第71話 ドラゴンスレイヤー
俺たちはチェルシーの屋敷の前に立っていた。
呼び鈴を鳴らすと、しばらくして執事が現れ、屋敷の中へと案内される。
チェルシーは軽快に話しながら扉を開け、部屋に入ってきた。
「さて、どこかのじゃじゃ馬娘が、またあたいを訪ねてきたよ」
彼女の視線が俺に向けられると、深いため息をついた。
「はぁ~、じゃじゃ馬娘だけかと思ったら、バンダナまでいるじゃないか。お前さん、カナベルの叙爵式に行ったきり、一か月もご無沙汰じゃないか。まるで紐の切れた凧みたいだね」
俺は少し気まずそうに笑うが、すぐにユリアスが前に出た。
「チェルシー様、申し訳ありません。これには訳があります」
ユリアスはこれまでの経緯を簡潔に説明する。チェルシーは話を聞きながら腕を組み、思案深げに頷いた。
「ふーん、あたいがバンダナのことを話しておいて正解だったみたいだね。お前さんたちだけじゃ、エアリアルワイバーンには勝てなかっただろうし」
「はい。それでバンダナさんを巻き込んでしまいました」
チェルシーは少し考え込んだ後、問いかける。
「それで、エーテル銀は手に入ったのかい?」
「はい、ここにあります」
ユリアスはバッグからエーテル銀が入った瓶を3本取り出し、テーブルに並べた。チェルシーは瓶を手に取ると、その左目が一瞬赤く光った。
「本物だね。第一段階はクリアだ。これで、あいつらと肩を並べることができた」
ユリアスは静かに頷き、安堵の表情を浮かべる。しかし、次の瞬間、チェルシーが俺の方を見て驚きの声を上げた。
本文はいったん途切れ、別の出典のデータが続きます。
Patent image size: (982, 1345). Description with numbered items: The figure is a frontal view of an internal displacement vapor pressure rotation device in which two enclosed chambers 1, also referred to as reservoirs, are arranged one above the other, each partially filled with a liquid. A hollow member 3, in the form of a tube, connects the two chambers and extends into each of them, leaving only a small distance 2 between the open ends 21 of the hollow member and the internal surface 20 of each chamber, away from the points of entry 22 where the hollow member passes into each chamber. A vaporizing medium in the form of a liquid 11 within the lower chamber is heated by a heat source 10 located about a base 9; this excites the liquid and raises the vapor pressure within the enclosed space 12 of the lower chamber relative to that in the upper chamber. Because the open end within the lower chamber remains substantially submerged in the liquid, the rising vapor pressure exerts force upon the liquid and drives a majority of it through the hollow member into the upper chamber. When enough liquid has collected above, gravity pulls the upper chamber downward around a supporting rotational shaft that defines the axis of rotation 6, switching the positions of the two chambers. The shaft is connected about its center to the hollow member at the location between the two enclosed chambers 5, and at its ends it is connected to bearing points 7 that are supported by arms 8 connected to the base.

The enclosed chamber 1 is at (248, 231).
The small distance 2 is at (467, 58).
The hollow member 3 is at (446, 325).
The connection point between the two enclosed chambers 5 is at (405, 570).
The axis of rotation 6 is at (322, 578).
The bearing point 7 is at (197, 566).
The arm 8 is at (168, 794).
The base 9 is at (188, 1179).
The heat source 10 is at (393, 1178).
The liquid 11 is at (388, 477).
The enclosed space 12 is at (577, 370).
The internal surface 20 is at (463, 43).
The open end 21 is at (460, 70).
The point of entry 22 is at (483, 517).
「バンダナ、お前さん、称号を手に入れてるじゃないか!」
「称号?」
俺が首を傾げると、チェルシーは呆れたように肩をすくめる。
「はぁ~、その様子じゃ、またステータスを確認してないんだね。相変わらずだ。お前さん、『ドラゴンスレイヤー』の称号を手に入れてるよ」
「えええ!」
俺は驚きの声を上げた。
「なぜ、ドラゴンスレイヤーの称号が……」
俺が戸惑いながら尋ねると、チェルシーは肩をすくめて笑う。
「そりゃ、上位種のワイバーンを数体倒すか、ドラゴンを討伐すれば得られる称号だって聞いたことがあるねぇ。しかも、ユリアスたちにはついていない。つまり、お前さんだけがとんでもないヤツだって証明されたわけさ」
チェルシーは笑いながら言うが、その言葉の重みに俺は少し困惑する。そんな俺をよそに、ユリアスが真剣な表情で話を切り出した。
「チェルシー様。残りの素材、ムーンストーン、霊樹の樹液、魔素の核、愚者の金粉はどこで手に入るのでしょうか?」
チェルシーは少し考え込み、冷静に答える。
「ムーンストーンは王都で手に入る。ただし、誰でも手に入れられるものじゃないよ。まぁ、ユリアスなら手に入れられなくもない」
「それは本当ですか?」
ユリアスが食い下がるように尋ねると、チェルシーは静かに頷いた。
「ただし、辛い道のりだよ。王宮の奥には聖なる教会があるのは知ってるだろう。そこには満月の光しか通さない特別な部屋がある。その部屋で、王家の血を引く者だけがムーンストーンを手にすることができる」
「わかりました。私がやります」
ユリアスは即答する。チェルシーはその真剣な表情を見て、さらに説明を続けた。
「ただし、生半可な覚悟では手に入らない。その部屋は暗く、音も聞こえない。何十日も満月の光が差し込むのを待ち続けなければならないんだ。満月がない日は、ずっと暗闇の中さ。それに耐えられるかい?」
「きっと耐えてみせます」
ユリアスの瞳は真剣そのもので、その覚悟が伝わってくる。チェルシーは満足そうに頷き、言葉を続けた。
「うん、いい顔になったじゃないか。元気だけが取り柄のじゃじゃ馬娘は卒業したようだね」
「はい! バンダナさんと一緒にエアリアルワイバーンと戦った経験が、私を変えました。全てはバンダナさんのお陰です」
ユリアスは熱いまなざしを俺に向ける。その視線を受け止めると、何とも言えない気恥ずかしさが込み上げてくる。そんな様子を見たチェルシーが、呆れたようにため息をついた。
「バンダナ、お前さんって男は、ほんとに……はぁ~」
チェルシーの表情には、呆れと感嘆が入り混じっていた。